PROJECT SUMMARY / ABSTRACT Core C (Pipkin) The overarching goal of Core C is to provide standardized, uniform and innovative next generation sequencing (NGS) and computational approaches to address the genome-scale experiments proposed in Projects 1-3. The individual Projects goals are to analyze pooled in vivo screens, gene expression, transcription and chromatin structure and to discern the basic molecular regulation of T and B cell mediated immunity. Core C will facilitate these objectives by using NGS approaches to analyze (1) pooled in vivo gene loss-of-function screens by sequencing, (2) expression of chromatin-associated RNA (nascent RNA), and mature mRNA from limiting ex vivo cell numbers, and single cells (scRNA-seq) using RNA-seq; (3) chromatin accessibility via the assay for transposase-accessible chromatin followed by sequencing (ATAC-seq), and nucleosome organization (MNase- seq and BEM-seq); and (4) CRF and TF binding to near base-pair resolution after chromatin immunoprecipitation from small numbers of primary lymphocytes using ChIP-exo (Aims 1 and 2). Core C has demonstrated experience in developing and applying all of these approaches. In addition, Core C has established a centralized, interlinked and documented framework for the storage, analysis and sharing of these large datasets between Projects 1-3 (Aim 3), and will apply available algorithms in creative arrangements that comprise computational approaches to identify and define operational cis-regulatory regions based on chromatin accessibility, nucleosome organization and histone modifications, and to infer utilized TF binding site motifs within these regions and predict their cognate TFs. Furthermore, these observations will be correlated with transcriptional activity (nascent RNA expression) and RNA Pol II activity (ChIP-seq) and TF and CRF binding events (ChIP- exo), and overall gene expression (mRNA) in the context of gene-perturbations to clarify functionally how gene regulatory networks drive T cell differentiation and function during immune responses in vivo.

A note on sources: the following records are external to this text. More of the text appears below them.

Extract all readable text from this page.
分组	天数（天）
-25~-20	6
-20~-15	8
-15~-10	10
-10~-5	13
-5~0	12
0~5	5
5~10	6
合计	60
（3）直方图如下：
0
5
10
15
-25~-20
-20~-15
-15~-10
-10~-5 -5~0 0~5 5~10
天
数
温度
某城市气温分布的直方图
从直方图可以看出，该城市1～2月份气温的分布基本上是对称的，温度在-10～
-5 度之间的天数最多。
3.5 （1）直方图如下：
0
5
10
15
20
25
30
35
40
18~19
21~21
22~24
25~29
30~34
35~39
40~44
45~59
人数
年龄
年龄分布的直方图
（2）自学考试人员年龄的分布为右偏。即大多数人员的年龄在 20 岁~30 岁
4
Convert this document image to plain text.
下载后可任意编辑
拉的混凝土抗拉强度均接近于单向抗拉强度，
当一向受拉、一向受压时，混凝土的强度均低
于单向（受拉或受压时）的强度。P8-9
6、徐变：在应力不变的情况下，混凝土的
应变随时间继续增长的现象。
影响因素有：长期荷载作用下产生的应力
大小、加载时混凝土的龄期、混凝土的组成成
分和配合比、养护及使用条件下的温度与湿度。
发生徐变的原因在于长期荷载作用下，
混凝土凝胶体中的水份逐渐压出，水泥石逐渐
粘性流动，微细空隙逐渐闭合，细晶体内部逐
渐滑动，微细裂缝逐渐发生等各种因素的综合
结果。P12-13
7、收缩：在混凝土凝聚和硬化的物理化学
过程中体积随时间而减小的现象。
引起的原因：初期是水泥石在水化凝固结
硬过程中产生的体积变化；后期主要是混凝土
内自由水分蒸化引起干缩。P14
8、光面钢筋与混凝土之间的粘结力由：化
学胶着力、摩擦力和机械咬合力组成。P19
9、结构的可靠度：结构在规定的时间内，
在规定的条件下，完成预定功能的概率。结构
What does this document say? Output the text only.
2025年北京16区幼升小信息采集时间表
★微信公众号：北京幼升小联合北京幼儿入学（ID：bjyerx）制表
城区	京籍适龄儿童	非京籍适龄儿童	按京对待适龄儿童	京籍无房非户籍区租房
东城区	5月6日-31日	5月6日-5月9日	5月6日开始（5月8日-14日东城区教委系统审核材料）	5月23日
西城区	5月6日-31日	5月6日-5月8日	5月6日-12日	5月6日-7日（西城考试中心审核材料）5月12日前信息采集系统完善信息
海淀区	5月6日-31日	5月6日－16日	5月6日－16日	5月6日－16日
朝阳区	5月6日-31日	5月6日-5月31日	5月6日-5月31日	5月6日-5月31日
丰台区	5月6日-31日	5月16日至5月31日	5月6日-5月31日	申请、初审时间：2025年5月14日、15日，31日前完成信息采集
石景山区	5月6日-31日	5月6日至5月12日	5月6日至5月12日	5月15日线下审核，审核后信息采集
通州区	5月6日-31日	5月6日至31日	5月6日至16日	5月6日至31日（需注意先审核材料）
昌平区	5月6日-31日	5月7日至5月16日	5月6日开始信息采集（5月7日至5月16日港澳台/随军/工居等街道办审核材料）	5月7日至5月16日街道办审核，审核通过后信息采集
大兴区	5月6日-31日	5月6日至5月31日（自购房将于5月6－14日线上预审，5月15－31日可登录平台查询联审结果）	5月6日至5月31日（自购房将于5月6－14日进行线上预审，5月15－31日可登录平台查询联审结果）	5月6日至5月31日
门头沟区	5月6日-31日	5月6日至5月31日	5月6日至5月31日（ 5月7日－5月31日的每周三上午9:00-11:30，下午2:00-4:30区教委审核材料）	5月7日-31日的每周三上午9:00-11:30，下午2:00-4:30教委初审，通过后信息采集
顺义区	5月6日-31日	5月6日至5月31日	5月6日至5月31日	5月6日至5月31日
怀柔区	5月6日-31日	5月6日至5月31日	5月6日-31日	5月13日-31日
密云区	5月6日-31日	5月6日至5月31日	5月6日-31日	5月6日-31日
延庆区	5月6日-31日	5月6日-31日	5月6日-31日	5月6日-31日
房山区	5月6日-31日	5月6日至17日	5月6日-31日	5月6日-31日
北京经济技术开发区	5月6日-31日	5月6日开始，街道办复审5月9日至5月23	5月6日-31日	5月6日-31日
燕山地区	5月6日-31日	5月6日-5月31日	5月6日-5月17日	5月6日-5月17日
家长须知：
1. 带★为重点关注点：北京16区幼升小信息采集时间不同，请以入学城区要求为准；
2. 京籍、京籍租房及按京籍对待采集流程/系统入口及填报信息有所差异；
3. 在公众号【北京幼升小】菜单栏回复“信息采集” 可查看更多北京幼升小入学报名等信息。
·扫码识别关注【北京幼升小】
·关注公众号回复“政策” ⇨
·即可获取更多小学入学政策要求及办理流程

项目概要/摘要 核心C（皮普金） Core C的总体目标是提供标准化、统一和创新的下一代测序 （NGS）和计算方法来解决项目 1-3 中提出的基因组规模实验。这 各个项目的目标是分析汇总的体内筛选、基因表达、转录和染色质 结构并辨别 T 细胞和 B 细胞介导的免疫的基本分子调节。核心C将促进 通过使用 NGS 方法分析 (1) 汇集的体内基因功能丧失筛选来实现这些目标 测序，(2) 染色质相关 RNA（新生 RNA）和限制性外源成熟 mRNA 的表达 使用 RNA-seq 的体内细胞数和单细胞 (scRNA-seq)； (3) 通过检测染色质可及性 转座酶可及的染色质随后进行测序 (ATAC-seq) 和核小体组织 (MNase- seq 和 BEM-seq）； (4) 染色质免疫沉淀后 CRF 和 TF 与近碱基对分辨率结合 使用 ChIP-exo 从少量原代淋巴细胞中分离（目标 1 和 2）。核心C已经证明 开发和应用所有这些方法的经验。此外，Core C还建立了一个集中的、 用于存储、分析和共享这些大型数据集的相互链接和记录的框架 项目 1-3（目标 3），并将在包括计算在内的创造性安排中应用可用的算法 基于染色质可及性识别和定义可操作顺式调控区域的方法， 核小体组织和组蛋白修饰，并推断这些中使用的 TF 结合位点基序 区域并预测它们的同源 TF。此外，这些观察结果将与转录相关 活性（新生 RNA 表达）和 RNA Pol II 活性 (ChIP-seq) 以及 TF 和 CRF 结合事件 (ChIP- exo）和基因扰动背景下的整体基因表达（mRNA），以阐明基因在功能上的作用 调节网络在体内免疫反应过程中驱动 T 细胞分化和功能。